Foi convidado do II Congresso Mundial de
História do Ambiente, que termina hoje em Guimarães, e alertou para os
paralelismos entre a conjuntura global actual e as situações críticas por que
passaram as grandes civilizações da história antes do seu desaparecimento.
Natural do Sri Lanka, Mohan Munasinghe é físico de formação. Veio a Portugal
para uma conferência sobre o papel da História num futuro sustentável. O que
podemos aprender com o passado? Hoje, os problemas sentem-se a uma escala
global, quando antes estavam talvez a uma escala de um país ou de uma cidade.
Os problemas que enfrentamos são mais complexos, mas a História é importante
para guiar o nosso caminho para um desenvolvimento sustentável. Se olharmos
para a ascensão e queda das civilizações no passado, há sempre três factores
críticos: a forma como a sociedade está organizada, a forma como a prosperidade
é criada e partilhada e o ambiente que suporta todas as actividades sociais e
económicas.
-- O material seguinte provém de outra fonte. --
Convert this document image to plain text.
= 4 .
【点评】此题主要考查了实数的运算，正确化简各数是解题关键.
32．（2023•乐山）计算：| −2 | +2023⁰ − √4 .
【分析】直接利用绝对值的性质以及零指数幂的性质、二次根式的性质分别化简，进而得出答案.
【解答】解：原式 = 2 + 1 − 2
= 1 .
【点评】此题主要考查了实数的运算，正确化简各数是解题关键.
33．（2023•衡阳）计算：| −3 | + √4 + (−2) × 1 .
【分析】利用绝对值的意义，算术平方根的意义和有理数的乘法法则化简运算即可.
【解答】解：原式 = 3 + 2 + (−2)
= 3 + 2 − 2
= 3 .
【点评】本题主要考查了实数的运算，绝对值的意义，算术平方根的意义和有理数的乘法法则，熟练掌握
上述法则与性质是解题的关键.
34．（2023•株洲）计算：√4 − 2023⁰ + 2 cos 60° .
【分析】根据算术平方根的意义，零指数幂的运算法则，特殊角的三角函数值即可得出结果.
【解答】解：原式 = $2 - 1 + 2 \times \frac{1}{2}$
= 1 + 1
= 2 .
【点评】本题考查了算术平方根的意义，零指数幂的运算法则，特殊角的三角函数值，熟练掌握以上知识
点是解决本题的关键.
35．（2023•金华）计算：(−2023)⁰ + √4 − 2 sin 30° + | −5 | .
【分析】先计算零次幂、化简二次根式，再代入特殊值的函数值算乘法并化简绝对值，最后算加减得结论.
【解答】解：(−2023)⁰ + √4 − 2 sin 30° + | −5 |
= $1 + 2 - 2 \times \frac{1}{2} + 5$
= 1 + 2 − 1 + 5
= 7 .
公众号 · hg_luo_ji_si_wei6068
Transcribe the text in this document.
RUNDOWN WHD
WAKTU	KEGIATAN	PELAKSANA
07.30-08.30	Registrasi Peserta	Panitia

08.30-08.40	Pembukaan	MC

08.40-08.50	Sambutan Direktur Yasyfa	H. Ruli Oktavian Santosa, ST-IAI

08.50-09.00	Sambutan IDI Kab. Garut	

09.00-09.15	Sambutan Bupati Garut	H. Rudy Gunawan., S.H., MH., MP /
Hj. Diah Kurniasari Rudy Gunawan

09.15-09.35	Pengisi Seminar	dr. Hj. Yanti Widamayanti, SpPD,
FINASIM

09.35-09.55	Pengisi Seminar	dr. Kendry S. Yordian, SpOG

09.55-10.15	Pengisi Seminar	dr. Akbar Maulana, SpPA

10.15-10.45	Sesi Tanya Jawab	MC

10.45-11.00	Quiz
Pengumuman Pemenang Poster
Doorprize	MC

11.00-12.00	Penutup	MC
Chamo-lhe o triângulo do desenvolvimento sustentável. As sociedades
que floresceram são capazes de usar os recursos eficientemente e de uma forma
sustentável e, habitualmente, entram em colapso por causa do consumo e do uso
excessivo de um ou mais recursos. E nós estamos num momento de consumo
excessivo? Do ponto de vista dos recursos naturais, estamos, enquanto espécie
humana, a consumir excessivamente, já não a um nível regional, mas globalmente.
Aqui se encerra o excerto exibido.